Snookers Lumber can convert logs into either lumber ofr lywood. In a given day, the mill turns out three times as many units of plywood as lumber. It makes a profit of $30 on a unit of lumber and $40 on a unit of plywood. How many of each unit must be produced and sold in order to make a profit of $15600?
x units of lumber.
3x units of plywood.
30x + 40*3x = $15,600,
150x = 15,600,
X = 104 Units of lumber.
3X = 312 Units of plywood.
To solve this problem, we can set up a system of equations. Let's denote the number of units of lumber as L and the number of units of plywood as P.
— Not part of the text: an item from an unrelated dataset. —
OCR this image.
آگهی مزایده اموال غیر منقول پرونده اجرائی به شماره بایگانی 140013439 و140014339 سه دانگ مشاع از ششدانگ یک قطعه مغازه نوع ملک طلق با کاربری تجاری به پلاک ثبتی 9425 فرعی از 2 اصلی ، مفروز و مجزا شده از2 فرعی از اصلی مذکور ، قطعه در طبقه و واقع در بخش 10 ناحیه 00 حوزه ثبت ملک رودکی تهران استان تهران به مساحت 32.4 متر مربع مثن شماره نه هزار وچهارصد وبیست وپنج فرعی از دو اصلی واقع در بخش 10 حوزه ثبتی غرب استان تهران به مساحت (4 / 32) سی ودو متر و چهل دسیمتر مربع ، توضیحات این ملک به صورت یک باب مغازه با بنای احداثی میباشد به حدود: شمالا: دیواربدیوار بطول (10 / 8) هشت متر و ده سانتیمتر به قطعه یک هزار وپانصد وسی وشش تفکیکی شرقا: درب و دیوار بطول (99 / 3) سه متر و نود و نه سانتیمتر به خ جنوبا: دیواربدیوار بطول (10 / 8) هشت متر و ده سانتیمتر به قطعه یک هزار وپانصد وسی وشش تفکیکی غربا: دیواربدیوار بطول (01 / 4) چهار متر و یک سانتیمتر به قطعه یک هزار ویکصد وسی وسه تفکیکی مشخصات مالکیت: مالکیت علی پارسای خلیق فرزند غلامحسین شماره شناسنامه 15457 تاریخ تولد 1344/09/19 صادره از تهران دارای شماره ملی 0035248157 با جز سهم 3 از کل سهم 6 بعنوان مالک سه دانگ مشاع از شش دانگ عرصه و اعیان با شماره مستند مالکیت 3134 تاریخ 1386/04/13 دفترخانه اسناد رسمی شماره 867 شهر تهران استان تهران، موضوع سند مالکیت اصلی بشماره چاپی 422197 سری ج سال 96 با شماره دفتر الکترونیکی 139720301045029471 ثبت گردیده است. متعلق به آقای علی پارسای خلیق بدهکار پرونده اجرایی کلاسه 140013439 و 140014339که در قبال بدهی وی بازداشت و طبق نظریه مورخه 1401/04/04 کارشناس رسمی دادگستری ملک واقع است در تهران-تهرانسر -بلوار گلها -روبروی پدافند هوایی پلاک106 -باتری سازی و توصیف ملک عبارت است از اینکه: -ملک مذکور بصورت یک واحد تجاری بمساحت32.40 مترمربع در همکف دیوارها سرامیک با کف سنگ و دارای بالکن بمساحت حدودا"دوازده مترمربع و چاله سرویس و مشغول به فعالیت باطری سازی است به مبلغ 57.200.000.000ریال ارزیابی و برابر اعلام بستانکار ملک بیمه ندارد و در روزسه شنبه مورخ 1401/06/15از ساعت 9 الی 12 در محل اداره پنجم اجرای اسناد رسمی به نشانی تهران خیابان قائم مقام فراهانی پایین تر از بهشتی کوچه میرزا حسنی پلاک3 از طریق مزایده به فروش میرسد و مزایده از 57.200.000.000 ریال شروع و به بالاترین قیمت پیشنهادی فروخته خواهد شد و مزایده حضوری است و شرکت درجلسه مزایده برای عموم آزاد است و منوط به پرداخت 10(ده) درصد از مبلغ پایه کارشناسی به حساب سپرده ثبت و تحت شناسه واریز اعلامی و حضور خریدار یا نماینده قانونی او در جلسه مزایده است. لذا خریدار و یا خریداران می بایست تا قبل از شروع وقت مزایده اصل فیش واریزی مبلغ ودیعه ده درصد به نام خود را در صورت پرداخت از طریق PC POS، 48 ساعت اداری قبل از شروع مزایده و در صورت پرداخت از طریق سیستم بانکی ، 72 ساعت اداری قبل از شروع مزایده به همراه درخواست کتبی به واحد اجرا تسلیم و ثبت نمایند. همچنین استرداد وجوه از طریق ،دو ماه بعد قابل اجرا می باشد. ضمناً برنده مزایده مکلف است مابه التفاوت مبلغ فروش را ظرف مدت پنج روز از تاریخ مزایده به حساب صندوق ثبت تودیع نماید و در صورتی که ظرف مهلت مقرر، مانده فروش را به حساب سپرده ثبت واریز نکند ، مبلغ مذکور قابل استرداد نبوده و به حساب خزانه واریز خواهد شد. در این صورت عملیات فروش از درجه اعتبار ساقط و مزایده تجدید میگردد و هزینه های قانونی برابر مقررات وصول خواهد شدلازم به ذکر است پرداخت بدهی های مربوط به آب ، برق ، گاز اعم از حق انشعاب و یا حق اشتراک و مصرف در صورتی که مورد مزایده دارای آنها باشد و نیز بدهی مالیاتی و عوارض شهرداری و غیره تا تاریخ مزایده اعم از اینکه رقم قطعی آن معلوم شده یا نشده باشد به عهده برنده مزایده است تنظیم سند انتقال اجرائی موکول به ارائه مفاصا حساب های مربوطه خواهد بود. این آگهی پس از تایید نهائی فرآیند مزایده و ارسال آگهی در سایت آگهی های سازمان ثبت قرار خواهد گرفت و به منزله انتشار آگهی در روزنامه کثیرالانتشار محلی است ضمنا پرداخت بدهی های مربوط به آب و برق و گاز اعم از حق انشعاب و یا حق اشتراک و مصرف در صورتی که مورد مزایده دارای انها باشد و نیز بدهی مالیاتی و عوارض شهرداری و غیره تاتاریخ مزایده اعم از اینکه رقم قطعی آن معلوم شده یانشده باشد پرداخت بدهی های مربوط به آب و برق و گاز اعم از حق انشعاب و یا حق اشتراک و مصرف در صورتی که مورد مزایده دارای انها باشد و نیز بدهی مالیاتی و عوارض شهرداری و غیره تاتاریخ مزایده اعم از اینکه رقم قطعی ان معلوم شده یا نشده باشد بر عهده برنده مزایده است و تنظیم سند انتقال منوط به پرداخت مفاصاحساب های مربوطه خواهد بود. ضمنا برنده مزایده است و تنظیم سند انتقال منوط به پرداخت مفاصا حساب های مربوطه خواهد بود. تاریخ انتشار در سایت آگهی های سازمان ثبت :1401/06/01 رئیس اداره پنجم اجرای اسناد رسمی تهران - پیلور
Given that the mill turns out three times as many units of plywood as lumber, we can write the equation:
P = 3L (Equation 1)
We also know that the profit on a unit of lumber is $30 and on a unit of plywood is $40. Therefore, the total profit can be expressed as:
30L + 40P = 15600 (Equation 2)
To solve this system of equations, we can substitute the value of P from Equation 1 into Equation 2:
30L + 40(3L) = 15600
Simplifying the equation:
30L + 120L = 15600
150L = 15600
L = 104
Now that we have the value of L, we can substitute it back into Equation 1 to find P:
P = 3(104)
P = 312
Therefore, in order to make a profit of $15,600, the mill needs to produce and sell 104 units of lumber and 312 units of plywood.